Milyonlarca köylünün şehirlere göç ettirilmesi, tarımsal üretim ve hayvancılıkta sayısal olarak çok daha büyük bir gerileme demektir. Üretimden düşen bu insanlar, doğal olarak gittikleri şehirlerde de yiyip içmeye de devam edecekler, yani tüketici konumuna geçeceklerdir. O zaman bu insanların da beslenmesi için bir yerlerden gıda temini zarureti doğacaktır. Hesap basit: Şehre göç eden 1 milyon köylü, daha önce şehirlerde besledikleri insanlar ile birlikte en az 5 milyon yeni beslenecek boğaz demektir. Ayrıca artan nüfus sayısının oluşturacağı ek istihdam zorunluluğunun da dışında, şehirlere çekilen köylü nüfusun yaratacağı yeni bir istihdam talebi daha ortaya çıkacaktır.
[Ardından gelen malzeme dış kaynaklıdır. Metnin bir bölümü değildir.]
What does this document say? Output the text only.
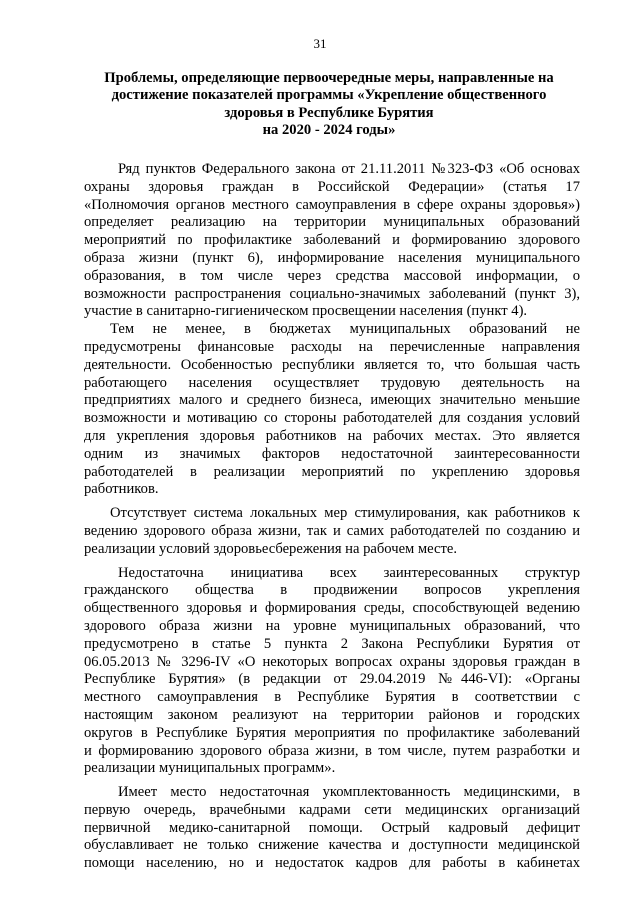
31
Проблемы, определяющие первоочередные меры, направленные на
достижение показателей программы «Укрепление общественного
здоровья в Республике Бурятия
на 2020 - 2024 годы»
Ряд пунктов Федерального закона от 21.11.2011 №323-ФЗ «Об основах
охраны здоровья граждан в Российской Федерации» (статья 17
«Полномочия органов местного самоуправления в сфере охраны здоровья»)
определяет реализацию на территории муниципальных образований
мероприятий по профилактике заболеваний и формированию здорового
образа жизни (пункт 6), информирование населения муниципального
образования, в том числе через средства массовой информации, о
возможности распространения социально-значимых заболеваний (пункт 3),
участие в санитарно-гигиеническом просвещении населения (пункт 4).
Тем не менее, в бюджетах муниципальных образований не
предусмотрены финансовые расходы на перечисленные направления
деятельности. Особенностью республики является то, что большая часть
работающего населения осуществляет трудовую деятельность на
предприятиях малого и среднего бизнеса, имеющих значительно меньшие
возможности и мотивацию со стороны работодателей для создания условий
для укрепления здоровья работников на рабочих местах. Это является
одним из значимых факторов недостаточной заинтересованности
работодателей в реализации мероприятий по укреплению здоровья
работников.
Отсутствует система локальных мер стимулирования, как работников к
ведению здорового образа жизни, так и самих работодателей по созданию и
реализации условий здоровьесбережения на рабочем месте.
Недостаточна инициатива всех заинтересованных структур
гражданского общества в продвижении вопросов укрепления
общественного здоровья и формирования среды, способствующей ведению
здорового образа жизни на уровне муниципальных образований, что
предусмотрено в статье 5 пункта 2 Закона Республики Бурятия от
06.05.2013 № 3296-IV «О некоторых вопросах охраны здоровья граждан в
Республике Бурятия» (в редакции от 29.04.2019 №446-VI): «Органы
местного самоуправления в Республике Бурятия в соответствии с
настоящим законом реализуют на территории районов и городских
округов в Республике Бурятия мероприятия по профилактике заболеваний
и формированию здорового образа жизни, в том числе, путем разработки и
реализации муниципальных программ».
Имеет место недостаточная укомплектованность медицинскими, в
первую очередь, врачебными кадрами сети медицинских организаций
первичной медико-санитарной помощи. Острый кадровый дефицит
обуславливает не только снижение качества и доступности медицинской
помощи населению, но и недостаток кадров для работы в кабинетах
Son 20 yılda, terör de dâhil çeşitli yöntemlerle şehirlere göç ettirilen köylü sayısı 10 milyonun üzerindedir. Köyde yaşayan insanlarda, şehirdekilerden farklı olarak açlık konusunda yaşamsal endişe yoktur. Çünkü beslenmeleri için gerekli olan şeyleri zaten kendileri üretirler. Toprağından kopmamış ve ekip dikmeye devam ederek üretime devam eden bir köylüyü açlıkla korkutamazsınız. İkincisi, açıkta kalmakla da korkutamazsınız. Hiç değilse bir göz evi zaten vardır. Onu da gelip yıksanız, gider toprağının öteki köşesine bir daha yapar. Bu şartlarda asırlardır yaşayan köylü dik, inatçı ve korkusuz olup, nesiller boyu ekip diktiği toprağına ölümüne bağlıdır. Sosyal açıdan bakıldığında, bu özellikleri ile köylü, ait olduğu toplumun bel kemiğidir. Bu durumda aklı başında olan ve toplumsal duyarlılığını hepten yitirmemiş insanlar soracaktır.
Devleti yönetenler böylesi bir tuzağa nasıl düşerler ve ülkenin beslenme bağımsızlığı ile birlikte politik bütünlük ve bağımsızlığını nasıl tehlikeye atarlar diye. Köylülük sonradan edinilecek bir meslek olmayıp, bir yaşam biçimidir. Doğa ile iç içe ve doğanın bütün zorluk ve kaprislerini göğüsleyerek yaşamak için genelde anadan atadan sürdürüle gelen bu yaşam biçiminin içine doğmak gerekir. Dolayısı ile bu zorlu şartlarda yaşayan insanlar da dayanıklı ve zorlu insanlardır. Toprağına olan duygusal bağlılık, aynı zamanda ülkesine de derin bir bağlılık olarak ortaya çıkar ve bu insanlar yeri geldiğinde ülkesi için çekinmeden savaşır hatta canını verir. Bu özellik, Küresel Oligarşi açısından köylülüğü bitirme nedenlerinin en önemlisini oluşturur.”